At this point I feel a bit lost - anyone have any ideas for this proof?

Thanks,

Jeff

 

[HallsofIvy]

Yes, you want $|xy- ab|< \epsilon$ . Now, xy- ab= xy- ay+ ay- ab= y(x-a)+ a(y-b) so $|xy- ab|\le |y||x-a|+ |a||y- b|$. Since y converges to b, you can make |y-b| as small as you like so you can make it less than $\epsilon/2a$. The other term is a bit tricky. You need to make |y||x-a| less than $\epsilon/2$ but y is a variable.
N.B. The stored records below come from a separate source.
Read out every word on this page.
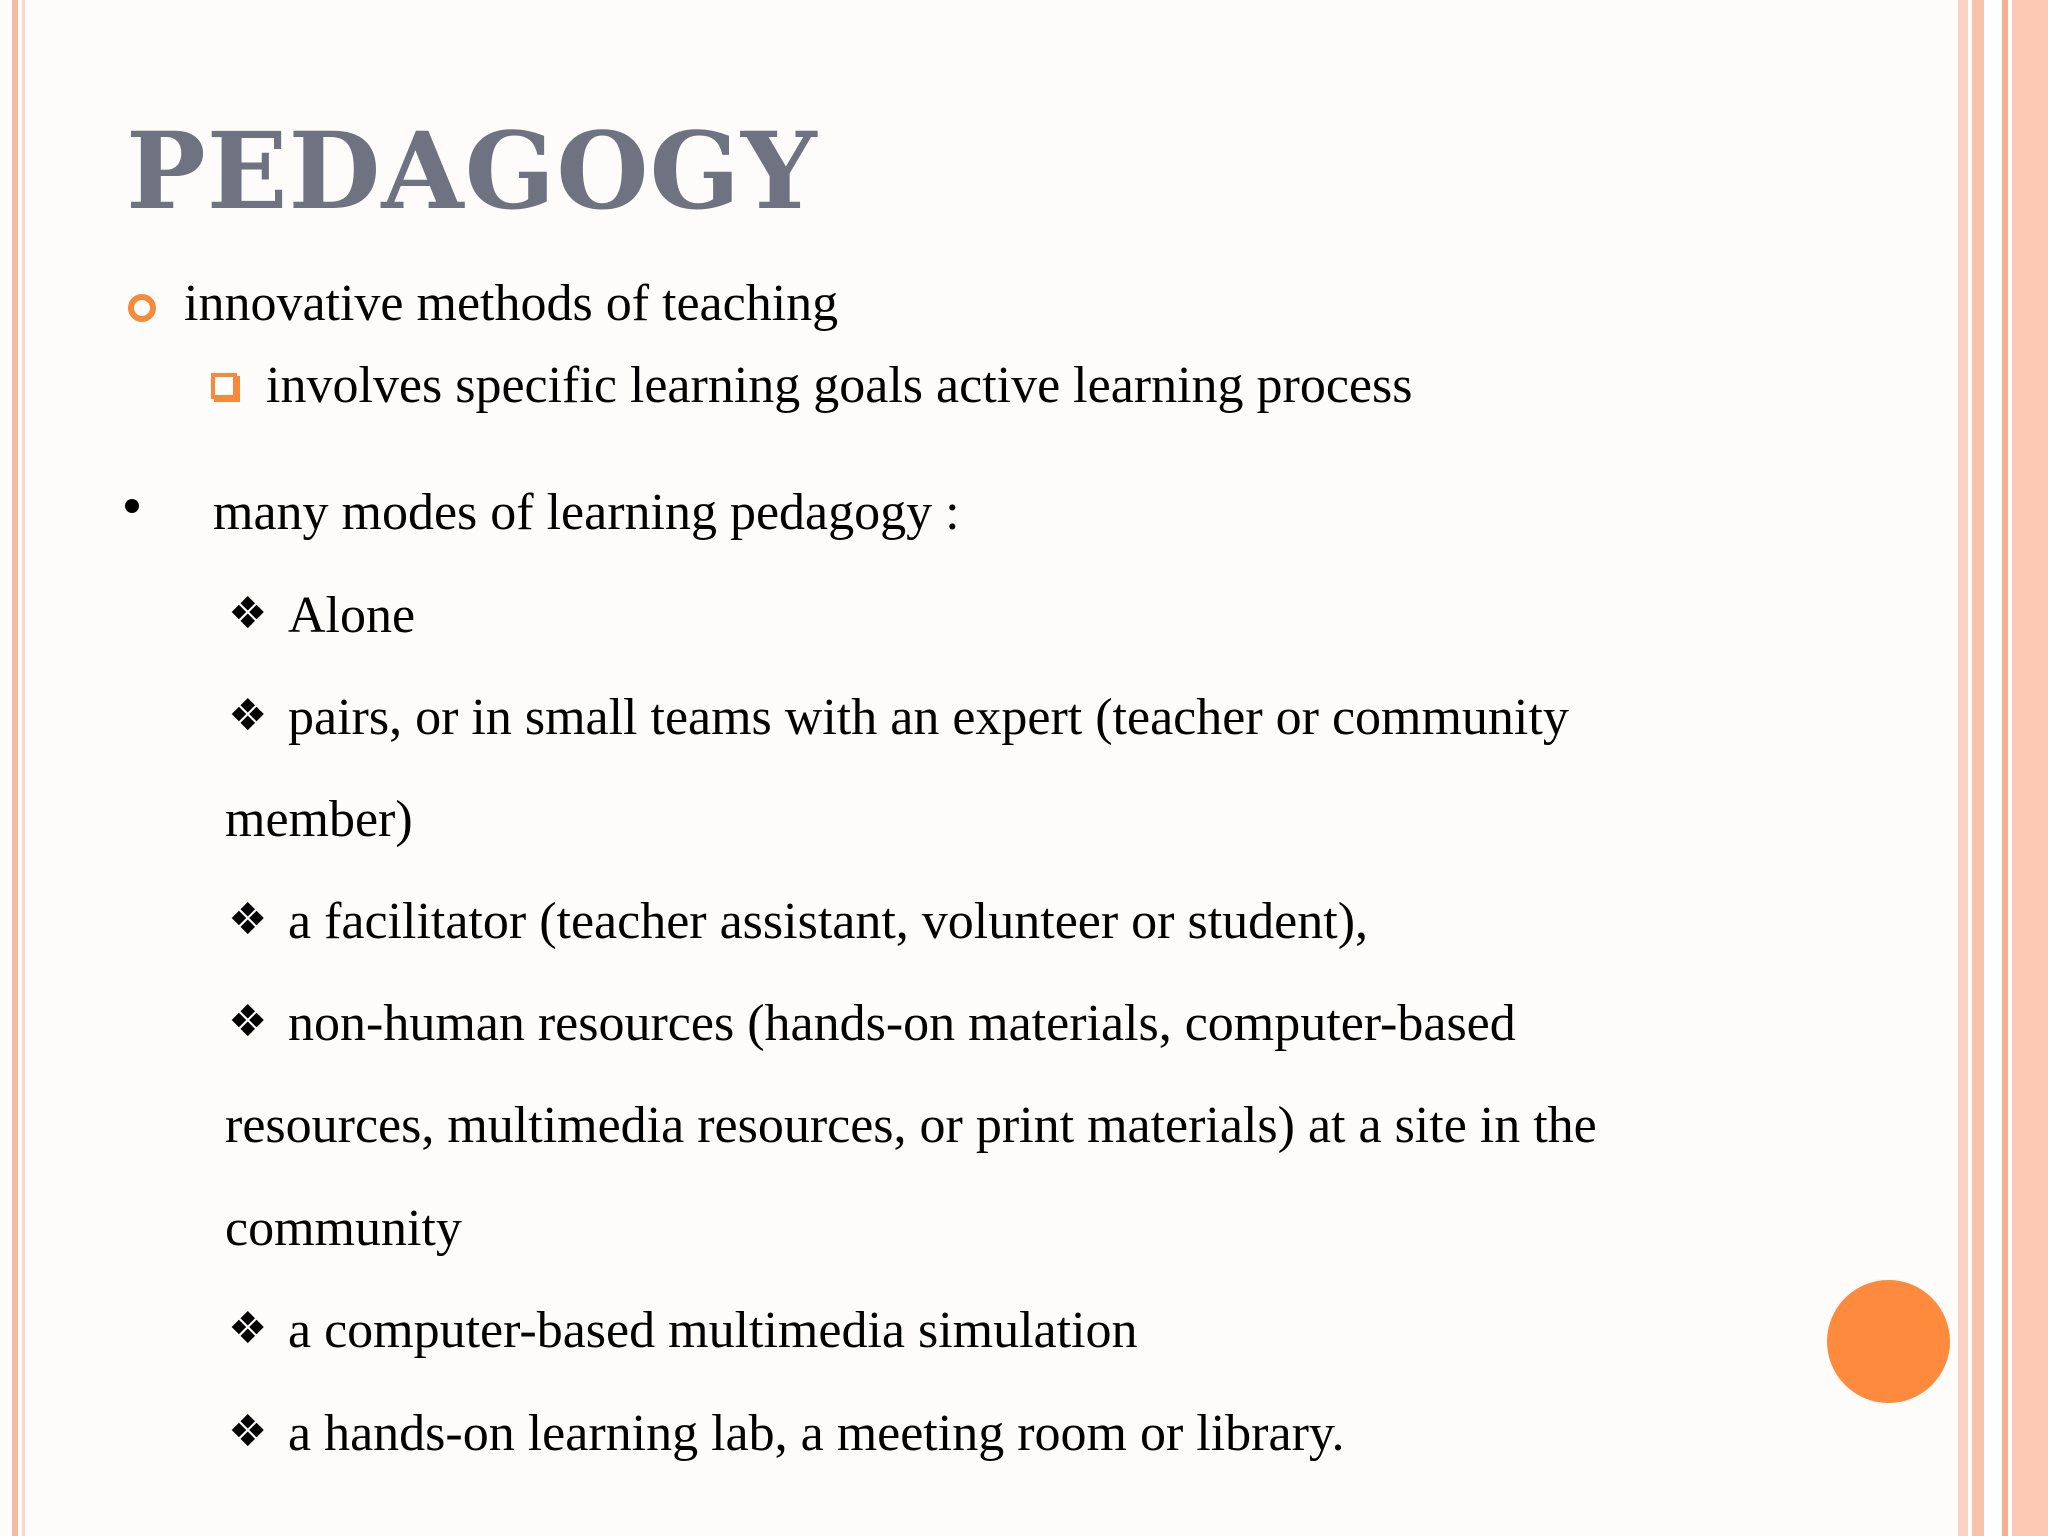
PEDAGOGY
innovative methods of teaching
involves specific learning goals active learning process
many modes of learning pedagogy :
❖ Alone
❖ pairs, or in small teams with an expert (teacher or community
member)
❖ a facilitator (teacher assistant, volunteer or student),
❖ non-human resources (hands-on materials, computer-based
resources, multimedia resources, or print materials) at a site in the
community
❖ a computer-based multimedia simulation
❖ a hands-on learning lab, a meeting room or library.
However, since y converges to b, you can make |y| less than |b|+1 so you can use that instead: since x converges to a, you can make $|x-a|\le \epsilon/(|b|+ 1)< \epsilon/|y|$.

 

[JeffNYC]

Any idea what's happening with the latex output?

 

[deiki]

( I assume a,b ≠ 0 )

| x - a | < ε' hence | x∙y - a∙y | < ε' ∙ | y |
| y - b | < ε' hence | y∙a - b∙a | < ε' ∙ | a |

you sum both inequalities

| x∙y - a∙y | + | y∙a - b∙a | < ε' ∙ | y | + ε' ∙ | a |

you use the triangle inequality

| x∙y - a∙y | + | y∙a - b∙a | > | x∙y - a∙y + y∙a - b∙a | = | x∙y - a∙b |

define ε = ε' ∙ | y | + ε' ∙ | b |

now putting everything together yields : ...

 

[xaos]

maybe multiplying works too?

-d1 + a < x < d1 + a
-d2 + b < y < d2 + b

=>
since -d1d2 < d1d2,

-d1d2-d1b-d2a < d1d2-d1b-d2a < xy - ab < d1d2 + d1b + d2a

then,

abs(xy - ab) < d1d2 + d1b + d2a

since a and b are fixed, as d1 and d2 go to zero, the abs goes to zero.

[edit: hm. no, the sign on the multiplication makes this an error.]